David Brooks used Palin to describe the GOP’s current anti-intellectual/elite bent. “Palin is smart, politically skilled, courageous and likable. Her convention and debate performances were impressive. But no American politician plays the class-warfare card as constantly as Palin. Nobody so relentlessly divides the world between the ‘normal Joe Sixpack American’ and the coastal elite. She is another step in the Republican change of personality. Once conservatives admired Churchill and Lincoln above all — men from wildly different backgrounds who prepared for leadership through constant reading, historical understanding and sophisticated thinking. Now those attributes bow down before the common touch.”

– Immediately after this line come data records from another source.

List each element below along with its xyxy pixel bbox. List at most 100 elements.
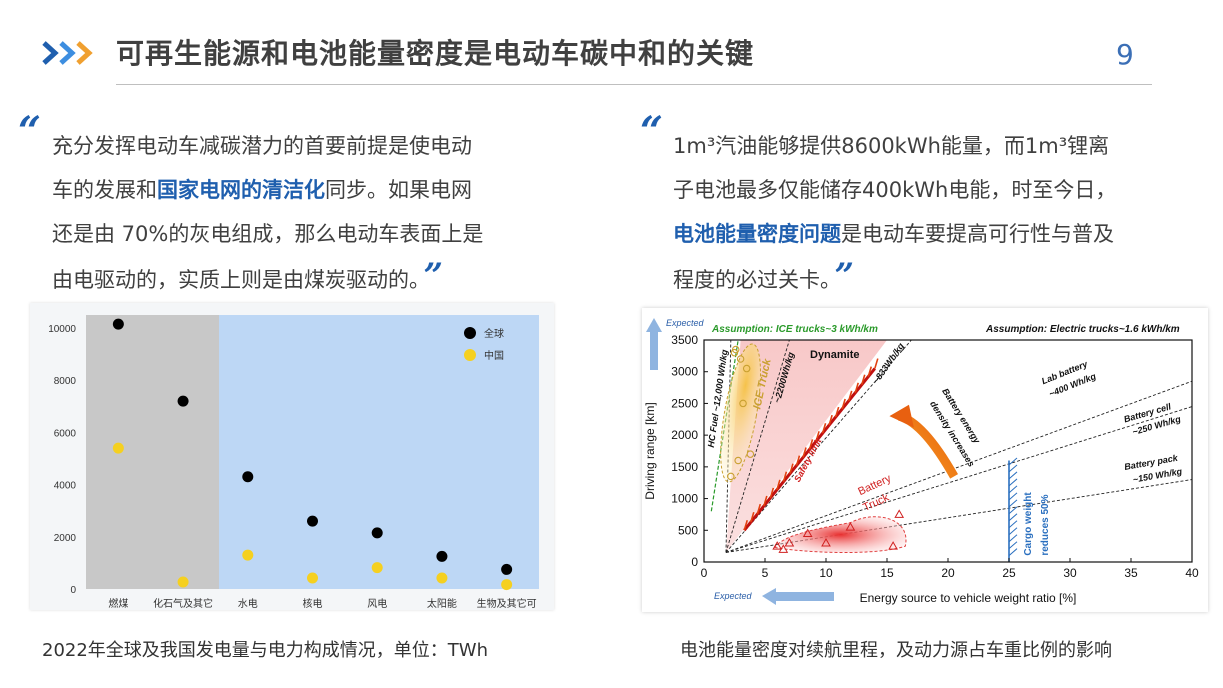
text-run: 是电动车要提高可行性与普及 xyxy=(841,222,1114,246)
highlight-text: 国家电网的清洁化 xyxy=(157,178,325,202)
cargo-hatch xyxy=(1008,471,1018,480)
left-quote-line: 由电驱动的，实质上则是由煤炭驱动的。” xyxy=(52,256,552,302)
expected-up-arrow xyxy=(650,330,658,370)
safety-hatch xyxy=(750,511,755,523)
global-point xyxy=(307,515,318,527)
right-quote-text: 1m³汽油能够提供8600kWh能量，而1m³锂离 子电池最多仅能储存400kW… xyxy=(673,124,1213,302)
y-tick-label: 0 xyxy=(691,555,698,569)
battery-truck-point xyxy=(888,541,898,550)
y-tick-label: 10000 xyxy=(48,324,76,335)
cargo-hatch xyxy=(1008,506,1018,515)
density-line xyxy=(725,479,1193,553)
battery-truck-point xyxy=(802,528,813,537)
x-tick-label: 水电 xyxy=(238,597,258,610)
right-chart-caption: 电池能量密度对续航里程，及动力源占车重比例的影响 xyxy=(680,640,1112,661)
text-run: 程度的必过关卡。 xyxy=(673,268,831,292)
x-tick-label: 风电 xyxy=(367,597,387,610)
annotation-label: Assumption: Electric trucks~1.6 kWh/km xyxy=(985,324,1180,335)
expected-up-label: Expected xyxy=(666,318,705,328)
safety-hatch xyxy=(808,439,814,450)
safety-hatch xyxy=(841,398,846,410)
cargo-hatch xyxy=(1008,499,1018,508)
x-tick-label: 燃煤 xyxy=(108,597,128,610)
y-tick-label: 3500 xyxy=(671,333,698,347)
safety-hatch xyxy=(867,366,873,377)
y-tick-label: 1500 xyxy=(671,460,698,474)
ice-truck-point xyxy=(739,399,747,408)
global-point xyxy=(177,395,189,407)
x-tick-label: 20 xyxy=(941,566,955,580)
page-title: 可再生能源和电池能量密度是电动车碳中和的关键 xyxy=(116,37,755,70)
cargo-hatch xyxy=(1008,478,1018,487)
safety-hatch xyxy=(834,406,840,418)
annotation-label: Cargo weight xyxy=(1023,492,1034,556)
x-axis-label: Energy source to vehicle weight ratio [%… xyxy=(860,591,1077,605)
open-quote-mark: “ xyxy=(640,108,664,155)
ice-truck-point xyxy=(746,450,755,458)
annotation-label: Assumption: ICE trucks~3 kWh/km xyxy=(711,324,878,335)
power-generation-chart: 0 2000 4000 6000 8000 10000 燃煤 化石气及其它 水电 核电 风电 太阳能… xyxy=(30,303,554,610)
cargo-hatch xyxy=(1008,485,1018,494)
safety-hatch xyxy=(782,471,788,482)
x-tick-label: 0 xyxy=(701,566,708,580)
x-tick-label: 太阳能 xyxy=(427,597,457,610)
left-chart-caption: 2022年全球及我国发电量与电力构成情况，单位：TWh xyxy=(42,640,489,661)
global-point xyxy=(371,527,383,539)
left-quote-line: 还是由 70%的灰电组成，那么电动车表面上是 xyxy=(52,222,484,246)
right-quote-line: 1m³汽油能够提供8600kWh能量，而1m³锂离 xyxy=(673,134,1110,158)
expected-left-label: Expected xyxy=(714,591,753,601)
cargo-hatch xyxy=(1008,541,1018,550)
expected-left-arrow xyxy=(774,592,834,601)
right-quote-line: 电池能量密度问题是电动车要提高可行性与普及 xyxy=(673,212,1213,256)
cargo-hatch xyxy=(1008,527,1018,536)
feasible-wedge xyxy=(725,340,887,553)
annotation-label: reduces 50% xyxy=(1040,494,1051,555)
china-point xyxy=(177,576,189,588)
battery-truck-point xyxy=(772,541,783,550)
safety-hatch xyxy=(860,374,866,385)
ice-truck-region xyxy=(720,343,762,483)
density-line xyxy=(725,406,1193,553)
ice-truck-point xyxy=(734,456,742,465)
title-bar: 可再生能源和电池能量密度是电动车碳中和的关键 9 xyxy=(0,0,1223,90)
battery-truck-point xyxy=(894,509,905,518)
y-tick-label: 2000 xyxy=(54,533,77,544)
safety-hatch xyxy=(756,503,762,515)
safety-hatch xyxy=(815,431,820,442)
cargo-hatch xyxy=(1008,492,1018,501)
battery-truck-region xyxy=(773,516,907,553)
china-point xyxy=(371,562,383,574)
close-quote-mark: ” xyxy=(834,256,855,296)
clean-region xyxy=(219,315,539,589)
x-tick-label: 10 xyxy=(819,566,833,580)
close-quote-mark: ” xyxy=(423,256,444,296)
expected-up-arrow-head xyxy=(646,318,662,332)
safety-hatch xyxy=(789,463,794,474)
safety-hatch xyxy=(769,487,775,499)
range-vs-weight-chart-svg: 0 5 10 15 20 25 30 35 40 0 500 1000 1500 2000 2500 3000… xyxy=(643,318,1199,605)
density-line xyxy=(725,339,790,553)
battery-truck-point xyxy=(778,544,789,553)
text-run: 车的发展和 xyxy=(52,178,157,202)
title-divider xyxy=(116,84,1152,85)
cargo-hatch xyxy=(1008,513,1018,522)
safety-hatch xyxy=(763,495,768,507)
legend-marker xyxy=(464,327,476,339)
battery-truck-point xyxy=(821,537,831,547)
x-tick-label: 生物及其它可 xyxy=(477,597,537,610)
global-point xyxy=(436,550,448,562)
page-number: 9 xyxy=(1116,38,1134,71)
left-quote-text: 充分发挥电动车减碳潜力的首要前提是使电动 车的发展和国家电网的清洁化同步。如果电… xyxy=(52,124,552,302)
cargo-hatch xyxy=(1008,548,1018,557)
density-line xyxy=(725,380,1193,553)
y-tick-label: 4000 xyxy=(54,481,77,492)
china-point xyxy=(242,549,254,561)
legend-label: 全球 xyxy=(484,327,504,340)
left-quote-line: 车的发展和国家电网的清洁化同步。如果电网 xyxy=(52,168,552,212)
battery-truck-point xyxy=(845,522,856,531)
global-point xyxy=(501,563,513,575)
safety-hatch xyxy=(874,358,879,369)
legend-marker xyxy=(464,349,476,361)
y-tick-label: 500 xyxy=(678,523,698,537)
fossil-region xyxy=(86,315,219,589)
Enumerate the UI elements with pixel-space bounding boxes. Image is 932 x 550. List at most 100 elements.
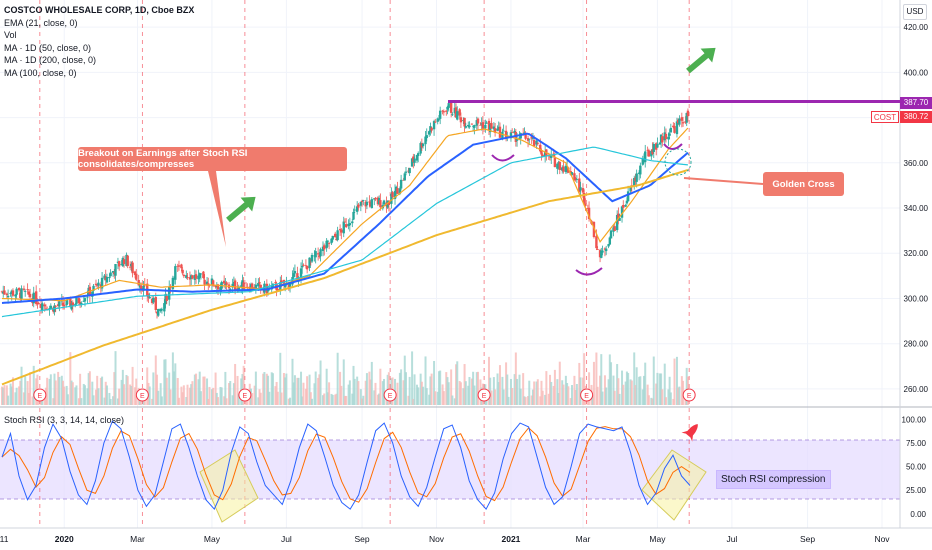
candle-body [445,110,448,112]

“And so, politically, the G.O.P. is squeezed at both ends. The party is losing the working class by sins of omission — because it has not developed policies to address economic anxiety. It has lost the educated class by sins of commission — by telling members of that class to go away. "
The Alaska governor, whom McCain cited as probably knowing more about energy than anyone in this country, "seemed to have problems Thursday explaining whether the government bans oil exports -- especially from her state's North Slope fields…. No Alaska oil has been exported since 2004, and little if any since 2000, according to the Energy Information Administration and the Congressional Research Service. And Congress has never imposed outright bans on oil exports. Congress prohibited exports of Alaska oil in 1973 when the Alaska oil pipeline was built. But that ban was lifted in 1996 when there were large volumes of Alaska oil coming down from the North Slope and U.S. demand was soft. The Alaska ban has never been reinstated."
The Washington Post delves into Palin's calendar as governor for the last two years, and it finds that this last 12 months, she was a lot busier boosting her own PR than in the first 12 months. "During her first months in office, Alaska Gov. Sarah Palin kept a relatively light schedule on her workdays in Juneau, making ceremonial appearances at sports events and funerals, meeting with state lawmakers, and conducting interviews with Alaska magazines, radio stations and newspapers.”
“But this spring, Palin's official calendar chronicles an extraordinary rise to national prominence. A fresh face in Republican politics, she was discovered by the national news media at least in part because of a determined effort by a state agency to position her as an oil and gas expert who could tout Alaska's determined effort to construct a natural gas pipeline. An outside public relations expert hired under a $31,000 contract with the state Department of Natural Resources pitched the ‘upstart governor’ as a crusader against Big Oil, a story line that Palin has adopted in her campaign as Sen. John McCain's running mate. The contract was the only time the Palin administration hired an outside consultant to set up media interviews, a function performed in many states by government employees."